Une légende chrétienne

 

Le christianisme était vainqueur en Armorique. La poésie bretonne mêla à la magie païenne, faite de mélancolie, de fatalisme et d’enthousiasme, une indignation biblique. Un chant, dans un monde surtout où rien n’était écrit, mais accumulé dans les mémoires, comme le monde celtique, traduisait des préoccupations nationales. La légende de la ville d’Ys, ordonnée comme une tragédie grecque, nous restitue l’esprit de ces temps encore inconsciemment menés par la brutalité, par la frénésie charnelle du paganisme, mais déjà saisis par les représentations effrayantes, poussées jusqu’à l’horreur, de la religion chrétienne. C’est Balthazar déchiffrant le « Mané, Thécel, Pharès. » Saint Gwénolé surgit, pareil à l’ange qui vint faire part à l’homme juste de la colère de Dieu contre Sodome et Gomorrhe. Le raz-de-marée qui submerge Ys est soulevé par l’Éternel comme le Déluge dans la Genèse. La vengeance divine s’exerce contre la veulerie et la déchéance des hommes.

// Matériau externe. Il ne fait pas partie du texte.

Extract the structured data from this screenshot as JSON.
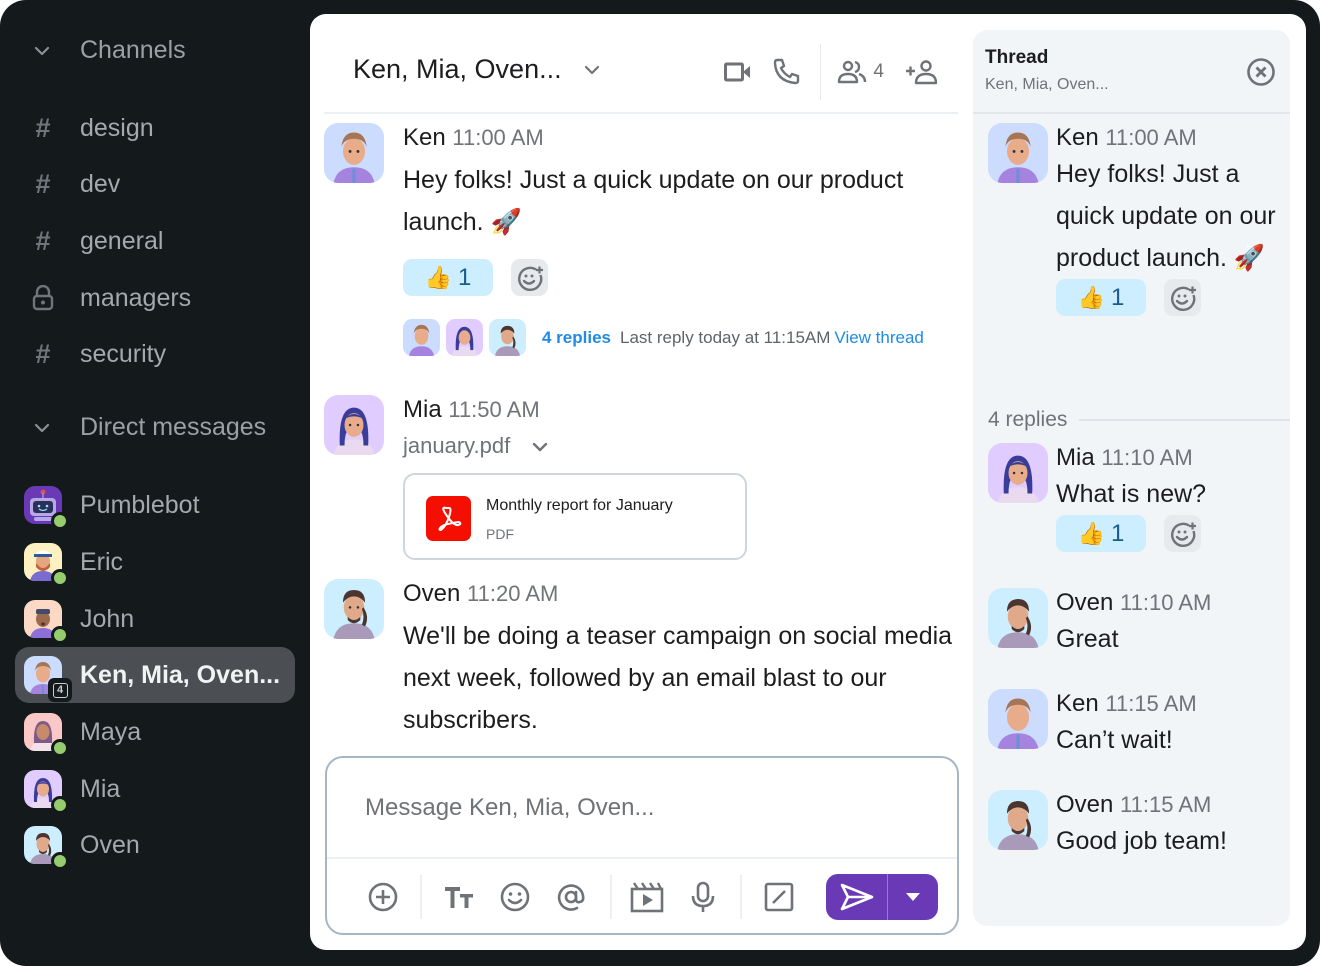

Mais, d’autre part, Gwenolé est doué d’un même esprit prophétique et secoué d’une même frénésie qu’un Gwench’lan, barde devin, ou qu’un Talièsin, qui prédirent à des chefs armoricains ou gallois les pires malheurs.

Le peuple, qui entendit clamer la ruine de la cité maudite, écoutait donc, sans trop brutale transplantation, promulguer une loi qui mettait un frein aux appétits mauvais. La harpe druidique résonnait toujours, mais un génie oriental avait changé une de ses cordes. Le temps décharne. Dépouillée de sa luxuriance poétique, il est aisé de trouver ce qu’a d’éternellement humain cette grandiose légende de la ville d’Ys. Nous avons dit plus haut qu’elle était composée comme une tragédie grecque. Quels sont les éléments qui forment son ossature ?

Pour ces jeunes colonies chrétiennes, groupées dans les forêts d’Armorique, autour des monastères des successeurs de Ronan et de Corentin, il n’y avait plus que rancune contre le paganisme. Les mauvais dieux demandaient un culte d’égorgements et de prostitutions. La ville, sur laquelle, telle une Velléda, régnait Dahut, synthétisait donc le paganisme. Elle était un premier sujet d’horreur.

Les moines qui avaient introduit l’Ecclésiaste, toute la loi mosaïque chez les néophytes, leur avaient inspiré la méfiance de la femme, « plus amère que la mort. » Dahut, c’était la luxure déchaînée, la tentation aux délices funestes, c’était la Femme, Ève ou Bethsabée.

Enfin, l’élément eschylien du drame que le catholique primitif a joint aux deux terreurs, qui résument ses instincts à mater, est fourni par la Nature qui l’entoure, qui le menace : Anankè grec, Fatum latin, l’Océan qui l’attire, dont il vit et qui ne rend jamais sa proie.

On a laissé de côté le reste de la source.